2. Tell us about your work.
a. What brought you to recognize your artistic talent? I found an essay I wrote in my grandfather’s wallet after he died. I believe he wanted me to see that I had some talent for writing. He left me a Hogarth print of a stack of books and a violin, all of which became elements in my life as the years went on – I always thought it was a message. He was a very spiritual person.
b. What were you doing when you first realized that you could paint/sculpt/etc. My father would paste our drawings on masonite board and cut them up into jigsaw puzzles for us to play with. He saw our work as valuable, so it was.
c. What life experience(s) have most affected your art? Everything in my life contributes to my writing. I have supported the craft for many years through various sorts of employment. The rest of my artistic output is busy work: things I do when not working at my writing. I have published 17 books and always have a couple of projects in the works. Everything that happens is interesting. The way people speak is music.
d. Do you still have some early work that you keep as reminders of the past? There are some old manuscripts hanging around. Some of the work was pretty bad, but I guess I got enough encouragement to keep going on. I collected and burned a huge stack of rejection letters and have come to believe they did not mean ‘no.’ They meant ‘not now.’
e. What is your favorite piece and what does it mean to you?

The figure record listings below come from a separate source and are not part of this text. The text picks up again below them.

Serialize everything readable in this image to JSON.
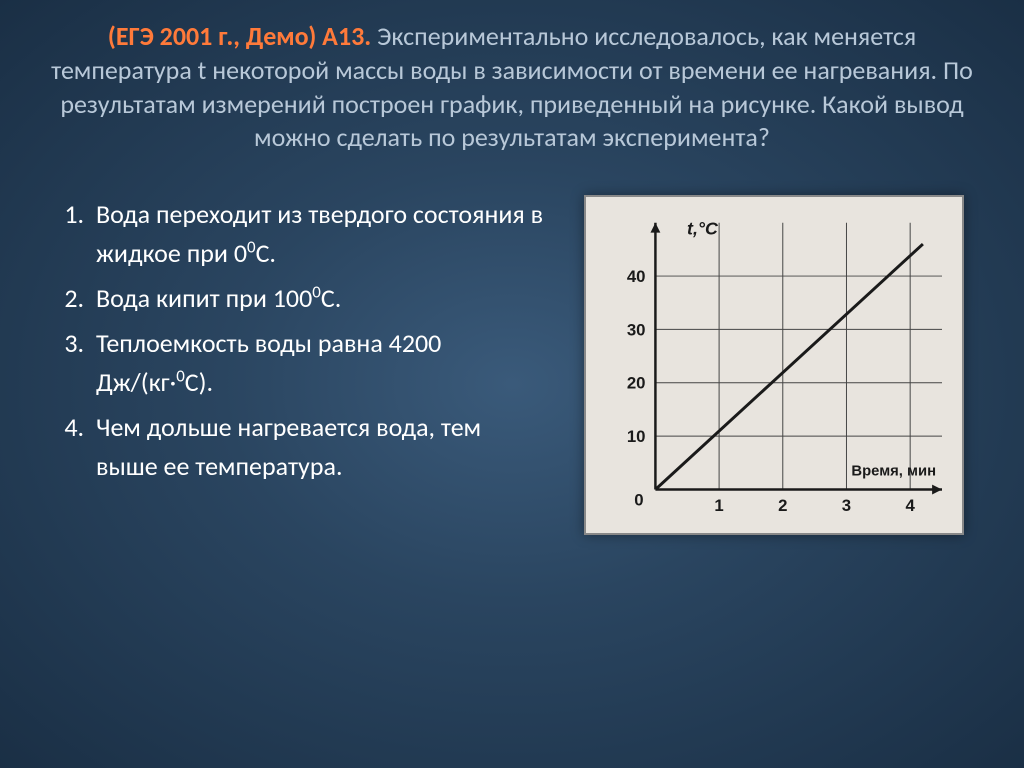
{
  "question": {
    "prefix": "(ЕГЭ 2001 г., Демо) А13.",
    "body": "Экспериментально исследовалось, как меняется температура t некоторой массы воды в зависимости от времени ее нагревания. По результатам измерений построен график, приведенный на рисунке. Какой вывод можно сделать по результатам эксперимента?"
  },
  "options": [
    {
      "pre": "Вода переходит из твердого состояния в жидкое при 0",
      "sup": "0",
      "post": "С."
    },
    {
      "pre": "Вода кипит при 100",
      "sup": "0",
      "post": "С."
    },
    {
      "pre": "Теплоемкость воды равна 4200 Дж/(кг·",
      "sup": "0",
      "post": "С)."
    },
    {
      "pre": "Чем дольше нагревается вода, тем выше ее температура.",
      "sup": "",
      "post": ""
    }
  ],
  "chart": {
    "type": "line",
    "background_color": "#e8e4de",
    "axis_color": "#1a1a1a",
    "grid_color": "#444444",
    "line_color": "#1a1a1a",
    "text_color": "#1a1a1a",
    "y_label": "t,°C",
    "x_label": "Время, мин",
    "y_ticks": [
      10,
      20,
      30,
      40
    ],
    "x_ticks": [
      1,
      2,
      3,
      4
    ],
    "xlim": [
      0,
      4.5
    ],
    "ylim": [
      0,
      50
    ],
    "line_points": [
      [
        0,
        0
      ],
      [
        4.2,
        46
      ]
    ],
    "title_fontsize": 18,
    "tick_fontsize": 17,
    "line_width": 3,
    "axis_width": 2.5,
    "grid_width": 1,
    "origin_label": "0"
  }
}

I think my Chesapeake Heritage books are my best work to date – there are five novels in the series. They follow the settlement of the Eastern Shore and Dorchester County from colonization to the end of World War 1 – the history of one plantation and the woman who lived on it, offering a more feminine view of the events and people who shaped the Chesapeake area. (Also of note is Runaway Hearts, a series of long poems based on the history of the area in verse. People seem to like that one – even though most will say they don’t like poetry. It was read on Radio for the Blind.)
f. What inspires you? What keeps you motivated? I have no idea. There seem to be triggers that set off a project. I hope I am awake when the call comes and then I just sort of hang on for the ride.
g. How do you see your work in the world around you? I think my novels hold a lot of truth. Most people won’t buy a history book, but they will read novels and they identify with people who struggle for one reason or another. I know I learned a lot about people, history, and life from the novels I read, especially when I was a child.
h. What about your work benefits others? All of my heroines are strong women who did not give up under adverse situations. They all find happy endings, but not until they realize they must shape their own history and world and that the wine and roses scenario is often not what love is in expression.
3. Tell us about the future.
a. What are your artistic goals? I just want to keep writing and see what happens next. Of course, I would like to be noticed, but the world is full of writers hooked into technology. Anyone can get published without doing much work – especially if they have the funds to pay for promotion. “Paying your dues” is a whole new story for the publishing industry these days.
b. What do you expect to be happening in your “art life” x number of years from now? I try to live in the now – the future is a flighty bitch.
c. Tell us about your relationship with your community and/or with other artists? I belong to the Wednesday Morning Artists and have belonged to various writers’ groups, but I am not sure they are helpful. The immortal storytellers pretty much all worked alone.
a. How would you like to see things progress art-wise in Cambridge/Dorchester County? I would like to see the area be a destination where people can come to see and purchase art. I would like to see more diversity in the populations offering art.
b. Do you have any advice for aspiring artists? Do the work! Editors do not check spelling and punctuation these days. There really are not any free rides. Support your art until your art can support you.
d. I have won awards for my journalism and for short fiction, but like any competition, it is not so much the excellence of your game but rather who shows up!